Il caso Schettino, come era prevedibile del resto, sta dividendo l’Italia in due, da una parte coloro che lo vorrebbero in carcere da tempo e che sommando gli anni di pena per ogni singolo omicidio colposo escludono qualsiasi sconto e auspicano la galera a vita, dall’altra parte i garantisti che si scandalizzano del fatto che l’ex comandante della Concordia sia l’unico sul banco degli imputati per il disastro che provocò 32 morti la notte fra il 12 e il 13 gennaio 2012 e per gli “insulti” che i pm avrebbero proferito contro di lui.
Fra questi ultimi anche Goffredo Buccini che sul Corriere della Sera scrive: “usare lo scherno della dottrina giuridica per dargli (a Schettino, ndr) a man salva dell'”incauto idiota”, tirare in ballo il Padreterno che di norma dovrebbe star fuori dalle aule della giustizia terrena ‘Dio abbia pietà di Schettino perché noi non possiamo averne alcuna’: un siffatto apparato dialettico sembra travalicare alquanto l’obiettivo della condanna, e dunque della giusta rivalsa dello Stato sul reo prefigurando piuttosto l’annullamento del reo medesimo, un’umiliazione metagiuridica”.
E che dire dell’annullamento dei parenti delle vittime alla vista delle foto dove Schettino la scorsa estate era ritratto sorridente e abbronzato, in compagnia di belle signore e di bianco vestito ad un esclusivo mega party sull’isola di Ischia?
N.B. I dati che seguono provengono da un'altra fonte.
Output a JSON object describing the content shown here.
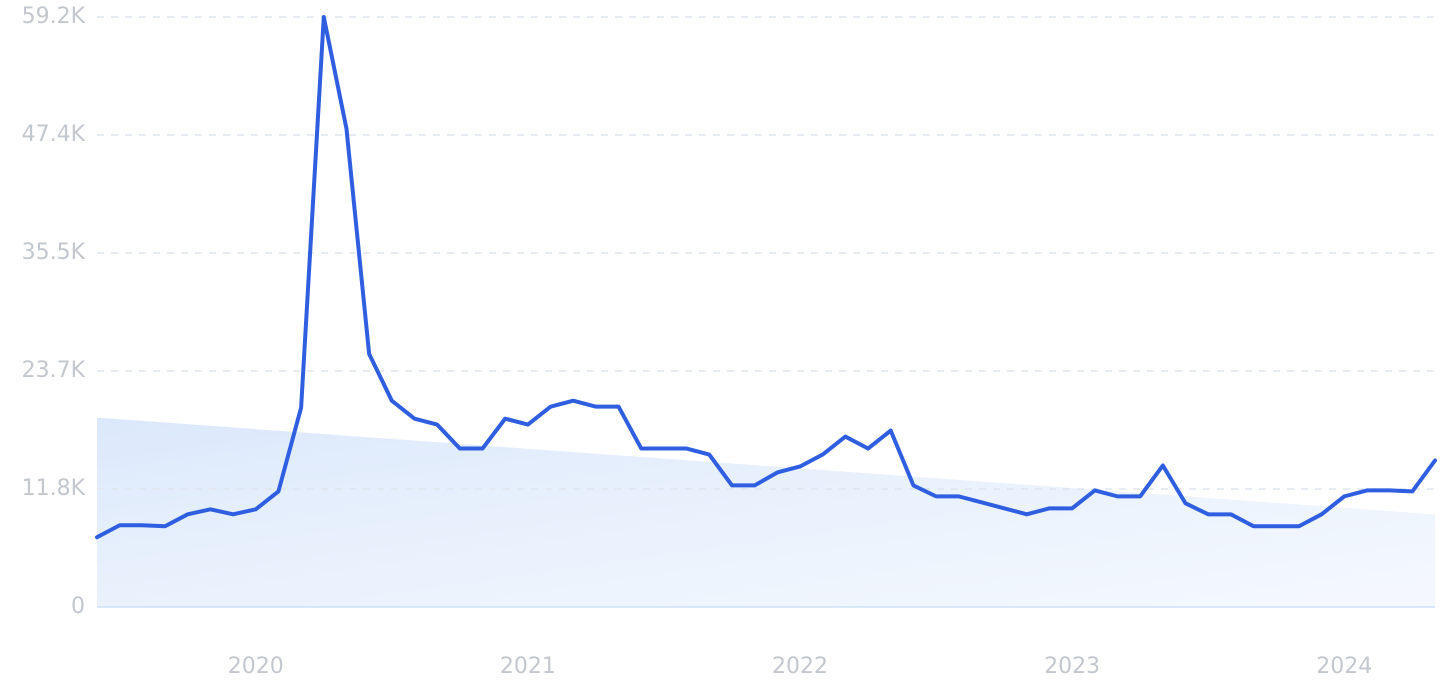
{
  "chart_data": {
    "type": "line",
    "categories": [
      null,
      null,
      null,
      null,
      null,
      null,
      null,
      "2020",
      null,
      null,
      null,
      null,
      null,
      null,
      null,
      null,
      null,
      null,
      null,
      "2021",
      null,
      null,
      null,
      null,
      null,
      null,
      null,
      null,
      null,
      null,
      null,
      "2022",
      null,
      null,
      null,
      null,
      null,
      null,
      null,
      null,
      null,
      null,
      null,
      "2023",
      null,
      null,
      null,
      null,
      null,
      null,
      null,
      null,
      null,
      null,
      null,
      "2024",
      null,
      null,
      null,
      null
    ],
    "values": [
      7000,
      8200,
      8200,
      8100,
      9300,
      9800,
      9300,
      9800,
      11600,
      20000,
      59200,
      48000,
      25400,
      20700,
      18900,
      18300,
      15900,
      15900,
      18900,
      18300,
      20100,
      20700,
      20100,
      20100,
      15900,
      15900,
      15900,
      15300,
      12200,
      12200,
      13500,
      14100,
      15300,
      17100,
      15900,
      17700,
      12200,
      11100,
      11100,
      10500,
      9900,
      9300,
      9900,
      9900,
      11700,
      11100,
      11100,
      14200,
      10400,
      9300,
      9300,
      8100,
      8100,
      8100,
      9300,
      11100,
      11700,
      11700,
      11600,
      14700
    ],
    "color": "#2f5fe0",
    "trend": [
      19000,
      9300
    ],
    "trend_color": "#dbe8fb",
    "ylim": [
      0,
      59200
    ],
    "yticks": [
      0,
      {
        "value": 11840,
        "label": "11.8K"
      },
      {
        "value": 23680,
        "label": "23.7K"
      },
      {
        "value": 35520,
        "label": "35.5K"
      },
      {
        "value": 47360,
        "label": "47.4K"
      },
      {
        "value": 59200,
        "label": "59.2K"
      }
    ],
    "grid": true
  }
}
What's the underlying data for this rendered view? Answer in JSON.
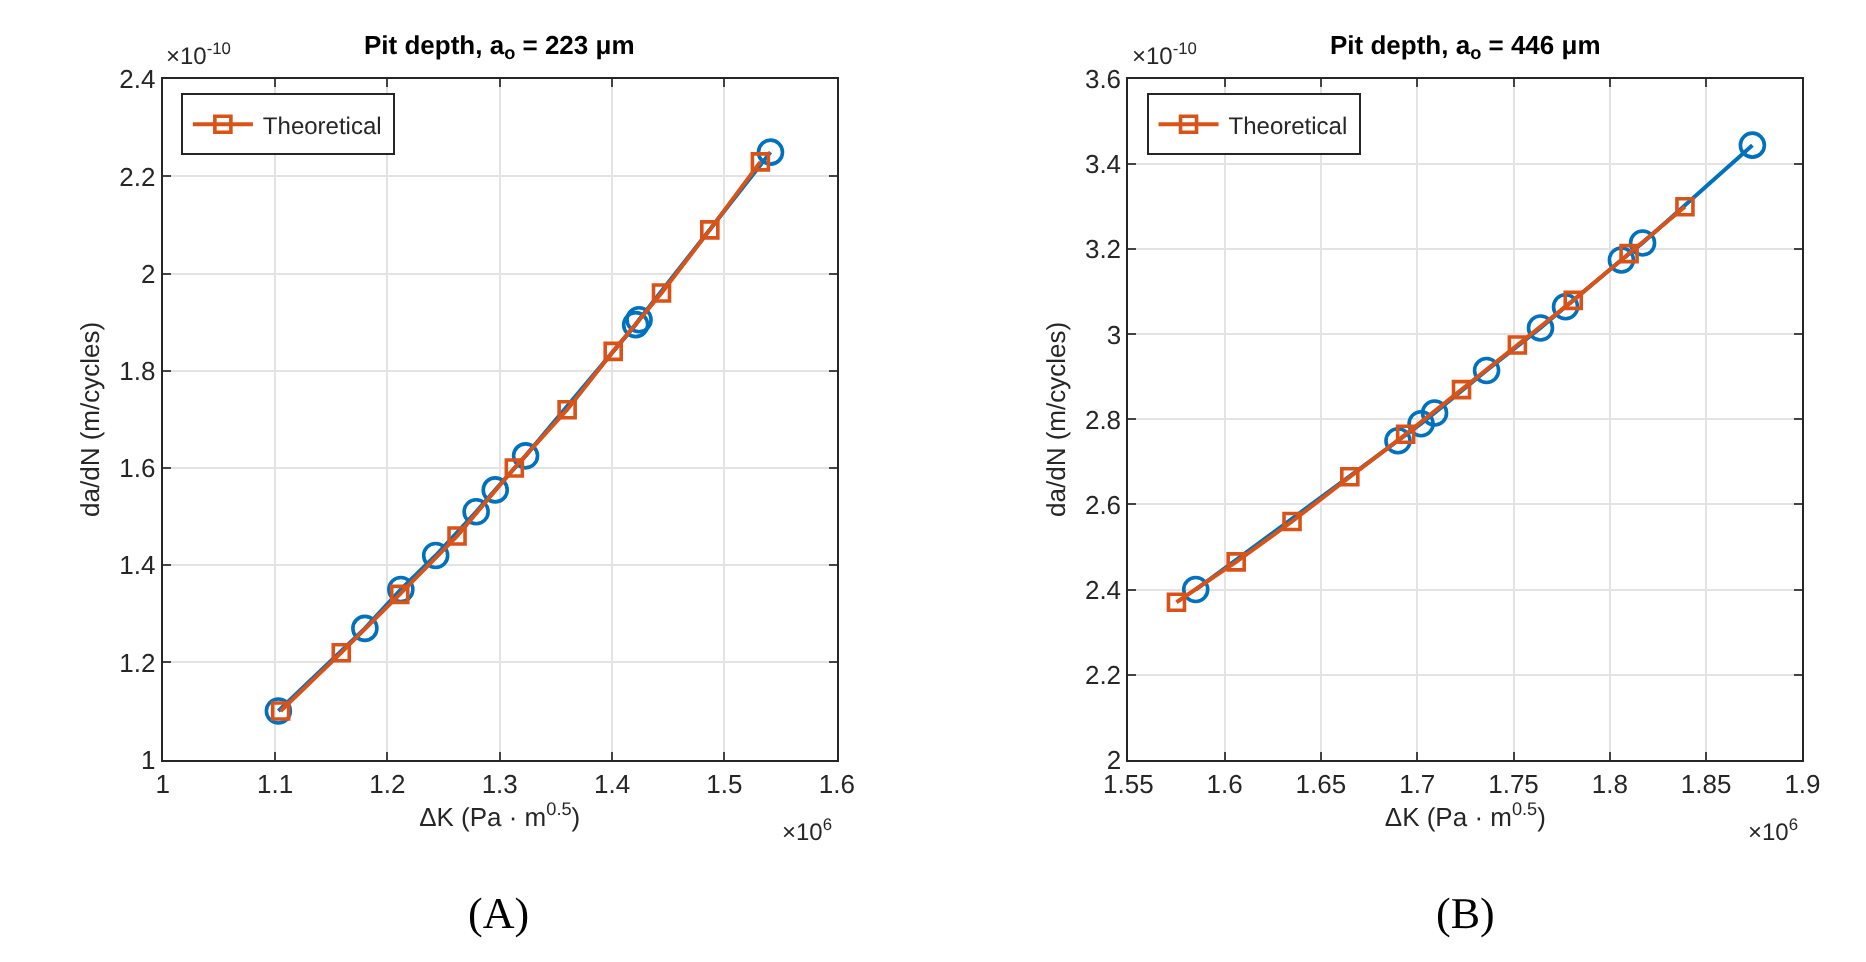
{
  "chart_data": [
    {
      "type": "line",
      "title": "Pit depth, a$_{o}$ = 223 μm",
      "xlabel": "ΔK (Pa · m$^{0.5}$)",
      "ylabel": "da/dN (m/cycles)",
      "annotations": [
        "×10$^{-10}$",
        "×10$^{6}$",
        "(A)"
      ],
      "xlim": [
        1,
        1.6
      ],
      "xticks": [
        1,
        1.1,
        1.2,
        1.3,
        1.4,
        1.5,
        1.6
      ],
      "ylim": [
        1,
        2.4
      ],
      "yticks": [
        1,
        1.2,
        1.4,
        1.6,
        1.8,
        2,
        2.2,
        2.4
      ],
      "grid": true,
      "legend": "top left",
      "series": [
        {
          "color": "#0072bd",
          "marker": "circle",
          "x": [
            1.103,
            1.18,
            1.212,
            1.243,
            1.279,
            1.296,
            1.323,
            1.421,
            1.424,
            1.541
          ],
          "values": [
            1.1,
            1.27,
            1.35,
            1.42,
            1.51,
            1.555,
            1.625,
            1.895,
            1.905,
            2.25
          ]
        },
        {
          "name": "Theoretical",
          "color": "#d95319",
          "marker": "square",
          "x": [
            1.105,
            1.159,
            1.211,
            1.262,
            1.313,
            1.36,
            1.401,
            1.444,
            1.487,
            1.532
          ],
          "values": [
            1.1,
            1.22,
            1.34,
            1.46,
            1.6,
            1.72,
            1.84,
            1.96,
            2.09,
            2.23
          ]
        }
      ]
    },
    {
      "type": "line",
      "title": "Pit depth, a$_{o}$ = 446 μm",
      "xlabel": "ΔK (Pa · m$^{0.5}$)",
      "ylabel": "da/dN (m/cycles)",
      "annotations": [
        "×10$^{-10}$",
        "×10$^{6}$",
        "(B)"
      ],
      "xlim": [
        1.55,
        1.9
      ],
      "xticks": [
        1.55,
        1.6,
        1.65,
        1.7,
        1.75,
        1.8,
        1.85,
        1.9
      ],
      "ylim": [
        2,
        3.6
      ],
      "yticks": [
        2,
        2.2,
        2.4,
        2.6,
        2.8,
        3,
        3.2,
        3.4,
        3.6
      ],
      "grid": true,
      "legend": "top left",
      "series": [
        {
          "color": "#0072bd",
          "marker": "circle",
          "x": [
            1.585,
            1.69,
            1.702,
            1.709,
            1.736,
            1.764,
            1.777,
            1.806,
            1.817,
            1.874
          ],
          "values": [
            2.4,
            2.75,
            2.79,
            2.815,
            2.915,
            3.015,
            3.065,
            3.175,
            3.215,
            3.445
          ]
        },
        {
          "name": "Theoretical",
          "color": "#d95319",
          "marker": "square",
          "x": [
            1.575,
            1.606,
            1.635,
            1.665,
            1.694,
            1.723,
            1.752,
            1.781,
            1.81,
            1.839
          ],
          "values": [
            2.37,
            2.465,
            2.56,
            2.665,
            2.765,
            2.87,
            2.975,
            3.08,
            3.19,
            3.3
          ]
        }
      ]
    }
  ]
}
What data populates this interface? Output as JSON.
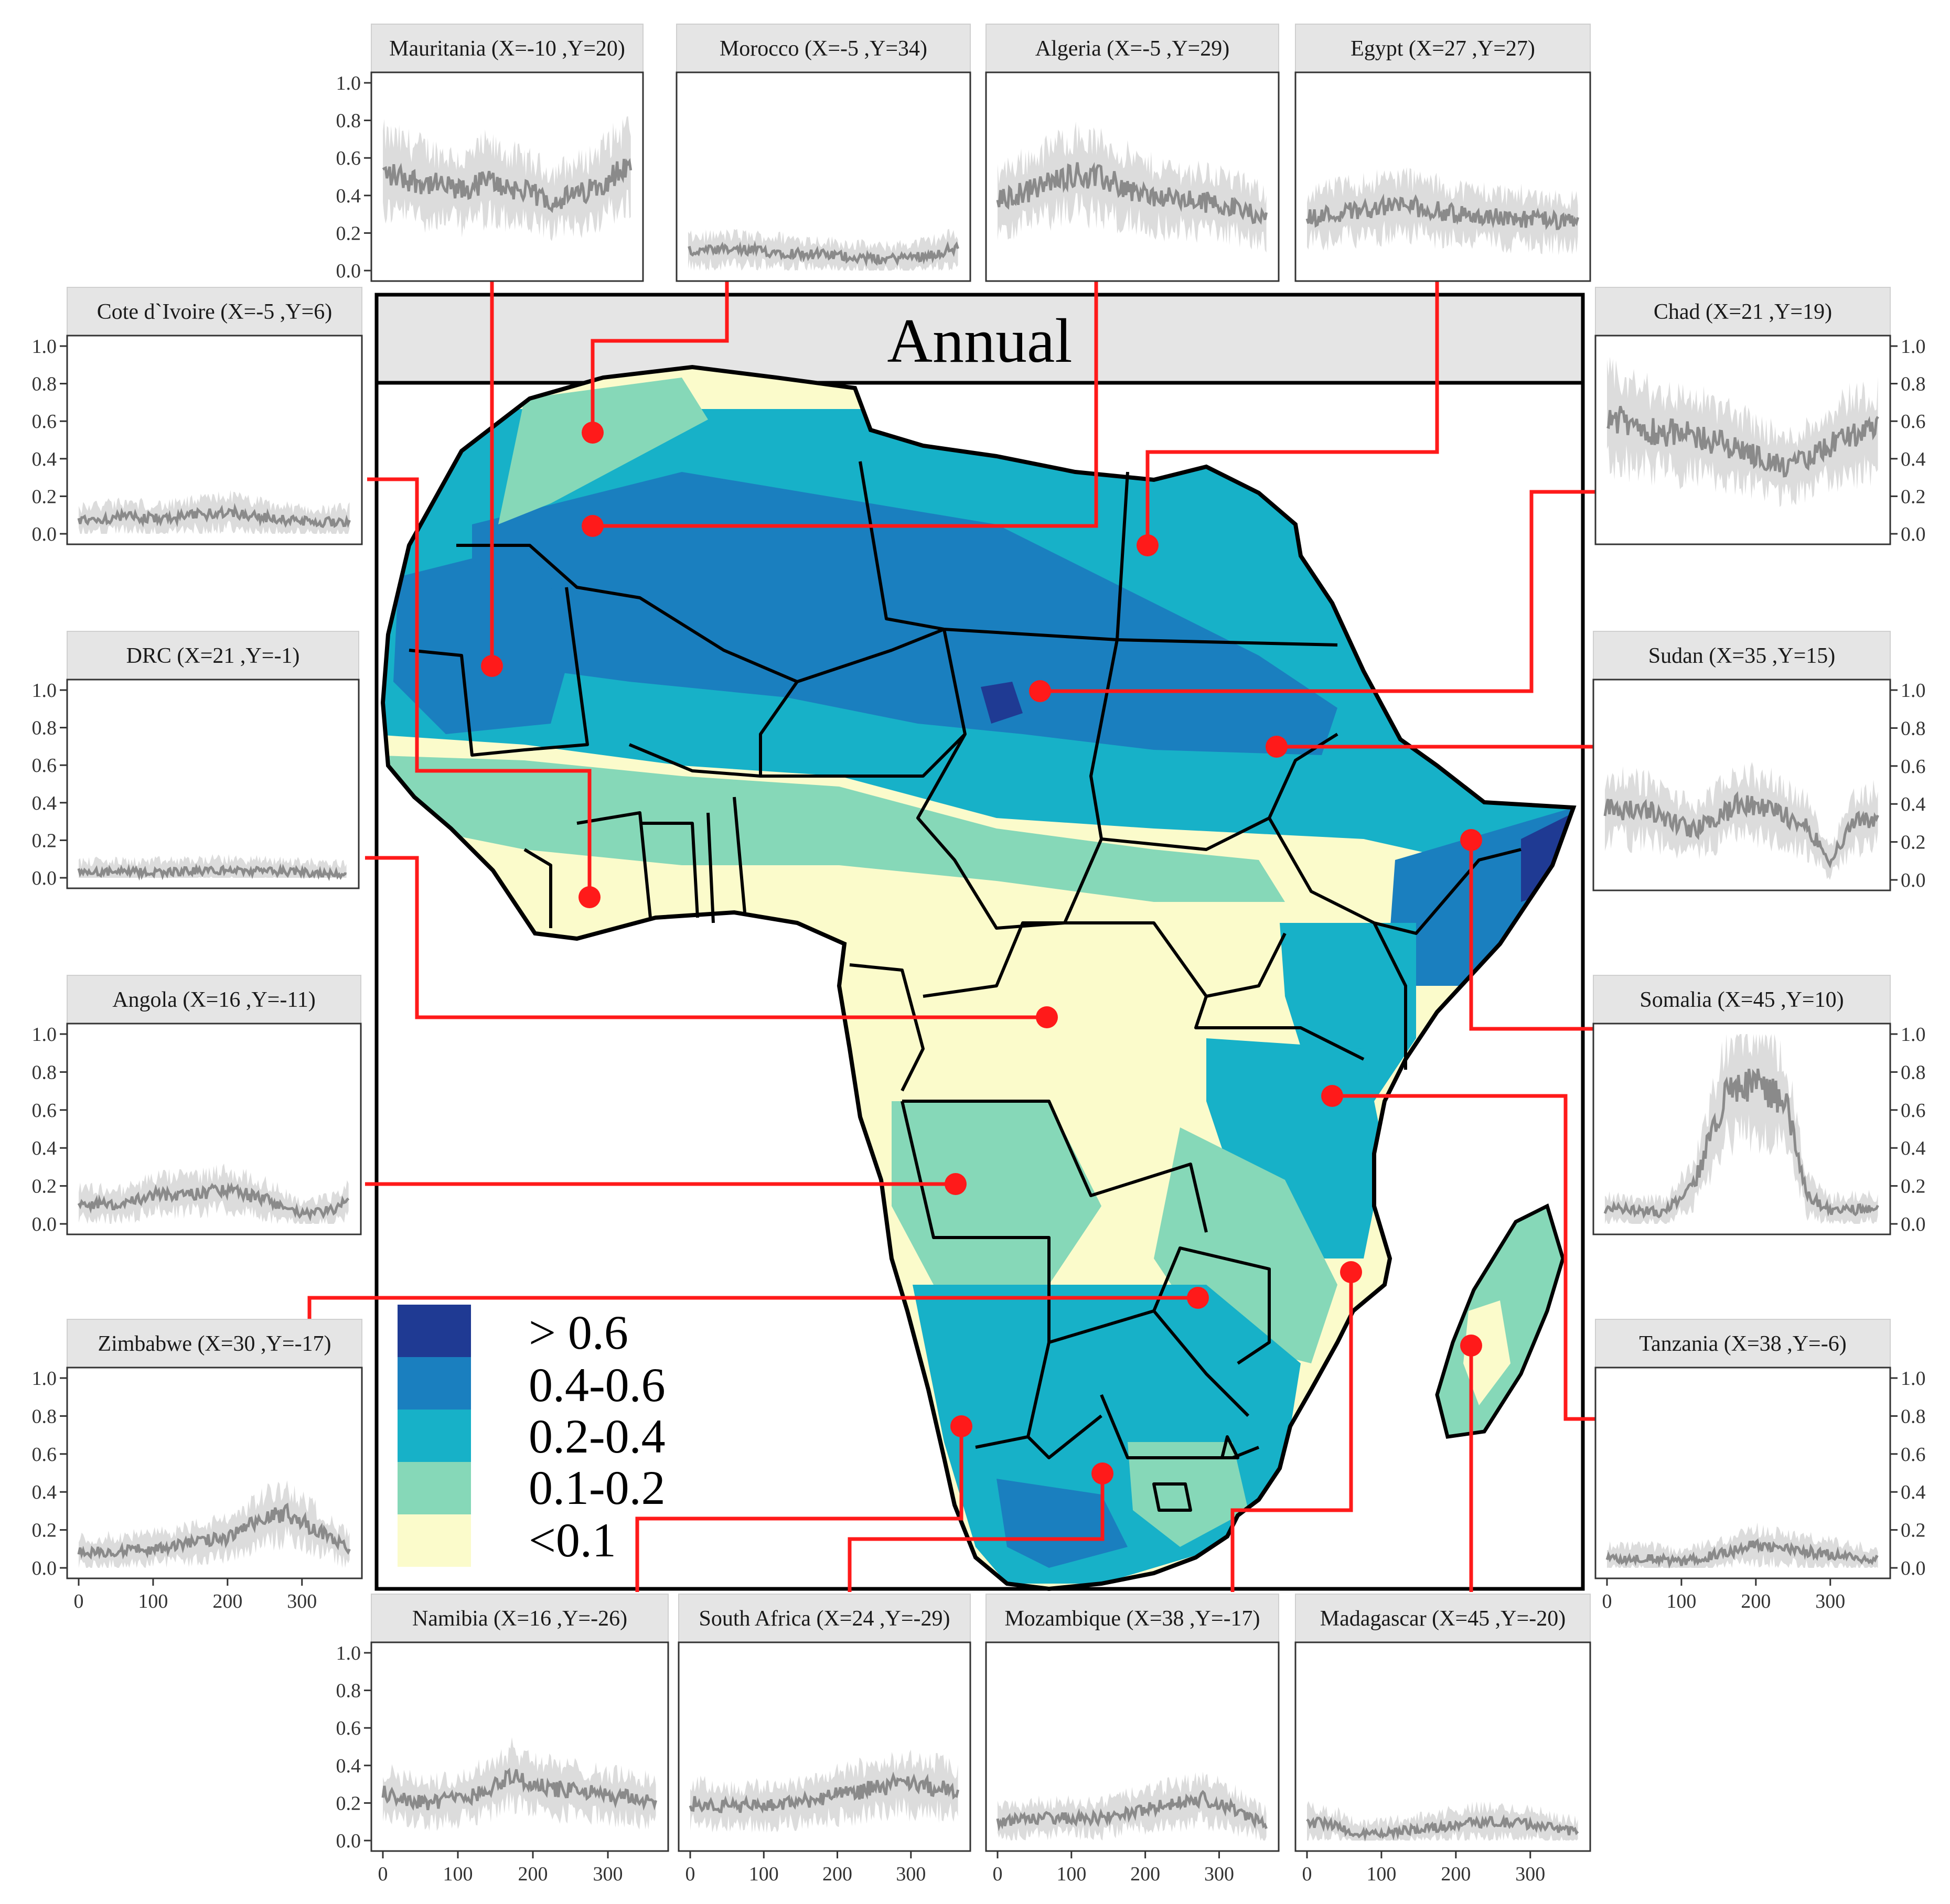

Che dire dell’umiliazione dei parenti delle vittime di fronte alla notizia di Schettino professore per un giorno all’Università La Sapienza con il compito di spiegare agli studenti la gestione del controllo del panico e l’importanza della componente umana in situazioni del genere? In quell’occasione Schettino ebbe persino l’ardire di sostenere: “So come ci si comporta in casi del genere, come bisogna reagire quando ci sono equipaggi di etnie diverse”. E’ come se a tenere una lezione di buoni rapporti con il vicinato avessero chiamato Rosa e Olindo. In realtà purtroppo sappiamo tutti come sono andate le cose e abbiamo sentito tutti le registrazioni che testimoniano, al di là del giudizio definitivo che uscirà dal processo, il fatto che Schettino abbandonò la nave mentre erano in corso le operazioni di salvataggio e disobbedì più volte agli ordini dell’Ufficiale della capitaneria De Falco che gli intimava di tornare a bordo.
Secondo i pm Schettino merita una condanna a 26 anni e 3 mesi di carcere per naufragio colposo, omicidio colposo di 32 persone e abbandono della nave. Ad aggravare il quadro ci sono anche le omesse e false dichiarazioni all’autorità marittima e le interviste e dichiarazioni pubbliche nelle quali Schettino ha sostenuto che si trattò di un incidente che avrebbe potuto avere conseguenze peggiori se lui non avesse agito nel modo in cui agì. I magistrati ribadiscono che è stato solo il caso ad evitare una catastrofe ancora peggiore e che l’ex comandante ha lasciato vecchi, disabili e bambini a bordo di una nave inclinata, di notte, in fase di black out, con scene di panico senza indicazioni ai passeggeri ed è sceso dalla nave 5 ore prima della fine dell’emergenza.
I garantisti dovrebbero stupirsi del fatto che Schettino sia ancora a piede libero dato che, come sostengono giustamente i pm, c’è il pericolo di fuga e l’imputato potrebbe decidere di lasciare l’Italia visto che possiede una casa in Svizzera e ha conoscenze in tutto il mondo. Se il pericolo di inquinamento probatorio e il pericolo di reiterazione del reato (a meno che qualcuno non sia così imbecille da affidargli il comando di una nave) sono improbabili, il pericolo di fuga c’è e quindi c’è il motivo per richiedere la custodia cautelare. Sempre i garantisti dovrebbero ritenere giusta e nemmeno troppo severa la richiesta di 26 anni e tre mesi di carcere per Schettino se a uno come Fabrizio Corona che non ha ucciso nessuno la Cassazione ha appena annullato lo sconto di pena da 13 a 9 anni deciso dal gip.
Sul fatto di evitare quelli che Goffredo Buccini considera insulti nei confronti dell’imputato bisognerebbe chiedere allo stesso Buccini se considera meno insultante la domanda che Schettino, in salvo sullo scoglio, fece al telefono quella notte a De Falco: “Ci sono già dei cadaveri? e quanti sono?“.